Long-term Use of CCB and Breast Cancer Risk

Aims: To examine the association between long-term calcium channel blocker (CCB) use and the development of breast cancer.

Data sources: the Australian Longitudinal Study on Women's Health , 45 and Up Study, Rotterdam study and linked administrative data.

Study cohort: Women with self-reported hypertension (HTN) without prior breast cancer.

Harmonisation: Relevant variables will be checked for harmonisation in which variables available in all three cohort will be used in the harmonised analysis. The variables will be checked on the definition, measurement and harmonisation rules. Variables that cannot be harmonised across the cohorts will be used in the cohort specific analyses.

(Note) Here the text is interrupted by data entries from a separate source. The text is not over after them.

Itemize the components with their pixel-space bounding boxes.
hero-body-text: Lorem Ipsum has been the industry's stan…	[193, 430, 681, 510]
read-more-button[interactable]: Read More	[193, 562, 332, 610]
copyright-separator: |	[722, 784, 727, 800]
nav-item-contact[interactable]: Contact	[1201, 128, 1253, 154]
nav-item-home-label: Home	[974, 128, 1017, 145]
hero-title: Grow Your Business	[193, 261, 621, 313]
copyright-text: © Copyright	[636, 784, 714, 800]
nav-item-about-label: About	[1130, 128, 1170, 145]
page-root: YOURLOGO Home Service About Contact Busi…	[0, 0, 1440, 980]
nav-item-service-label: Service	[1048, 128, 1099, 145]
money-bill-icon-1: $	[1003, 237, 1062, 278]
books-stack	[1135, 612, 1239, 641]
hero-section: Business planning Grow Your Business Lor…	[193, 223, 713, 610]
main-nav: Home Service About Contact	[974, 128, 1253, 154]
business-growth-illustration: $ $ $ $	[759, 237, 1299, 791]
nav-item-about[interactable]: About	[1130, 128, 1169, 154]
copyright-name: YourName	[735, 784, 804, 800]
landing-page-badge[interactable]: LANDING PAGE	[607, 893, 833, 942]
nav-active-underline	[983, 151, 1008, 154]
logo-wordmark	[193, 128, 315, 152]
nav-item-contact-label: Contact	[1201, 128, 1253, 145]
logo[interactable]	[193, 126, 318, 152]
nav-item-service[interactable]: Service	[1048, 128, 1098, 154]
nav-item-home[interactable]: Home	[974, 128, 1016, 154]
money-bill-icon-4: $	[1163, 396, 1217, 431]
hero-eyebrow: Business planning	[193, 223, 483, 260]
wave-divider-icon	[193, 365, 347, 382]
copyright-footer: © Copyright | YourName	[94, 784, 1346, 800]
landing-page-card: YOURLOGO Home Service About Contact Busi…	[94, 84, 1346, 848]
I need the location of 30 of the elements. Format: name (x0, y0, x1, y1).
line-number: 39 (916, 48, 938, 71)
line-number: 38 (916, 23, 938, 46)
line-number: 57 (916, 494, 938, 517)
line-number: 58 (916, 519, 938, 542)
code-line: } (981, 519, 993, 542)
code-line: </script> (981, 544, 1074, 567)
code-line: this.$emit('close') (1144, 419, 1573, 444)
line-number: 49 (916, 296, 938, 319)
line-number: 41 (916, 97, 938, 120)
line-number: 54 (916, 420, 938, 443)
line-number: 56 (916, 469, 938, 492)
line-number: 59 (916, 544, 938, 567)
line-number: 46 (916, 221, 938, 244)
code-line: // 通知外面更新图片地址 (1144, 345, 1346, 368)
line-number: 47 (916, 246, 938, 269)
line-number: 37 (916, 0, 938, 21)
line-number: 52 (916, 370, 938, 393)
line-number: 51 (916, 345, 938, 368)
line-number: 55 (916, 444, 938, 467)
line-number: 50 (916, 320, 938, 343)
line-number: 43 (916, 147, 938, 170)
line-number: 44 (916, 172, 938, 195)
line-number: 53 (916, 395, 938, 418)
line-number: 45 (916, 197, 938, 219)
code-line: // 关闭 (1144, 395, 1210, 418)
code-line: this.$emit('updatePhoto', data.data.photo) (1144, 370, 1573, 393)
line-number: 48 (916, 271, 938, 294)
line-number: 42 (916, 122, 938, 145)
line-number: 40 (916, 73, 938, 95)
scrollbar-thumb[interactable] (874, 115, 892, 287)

Exposure measurement: The primary exposure is the use of CCB, which will be identified by the anatomical therapeutic chemical code (C08) in the medicine data. Exposure to CCB as well as other antihypertensive (AHT) medicines will be captured separately as the cumulative dose-duration of exposure during follow up. Participants will be stratified in four groups: women with HTN with no AHT use, women with HTN exposed to CCB only, women with HTN exposed to non-CCB and women with HTN exposed to both CCB and non-CCB.

Outcome measurement: Data on a diagnosis of invasive breast cancer will be obtained from cancer registries and hospital admission data using ICD-10 code of C50.x.

Potential confounders: age, education, marital status, socioeconomic status, body mass index, diabetes, heart disease, stroke, age when had first child, parity, history of hysterectomy or oophorectomy, use of hormonal contraception, use of hormonal replacement therapy.

Statistical analysis: The association between CCB use and breast cancer risk will be estimated by the Fine and Gray competing risk regression model in which a first diagnosis of invasive breast cancer will be treated as the principle event and death and bilateral mastectomy (without a diagnosis of breast cancer) will be competing risks. The nonlinear threshold models will be used to capture any differential effect of the cumulative dose-duration of CCB while simultaneously accounting for the cumulative dose-duration of other AHT exposure on breast cancer risk. Other confounders will be accounted for in the models using propensity scores.

Implications: Results from this study will contribute to addressing the concerns about using CCB for hypertension treatment in women, particularly in those who have high risk of breast cancer.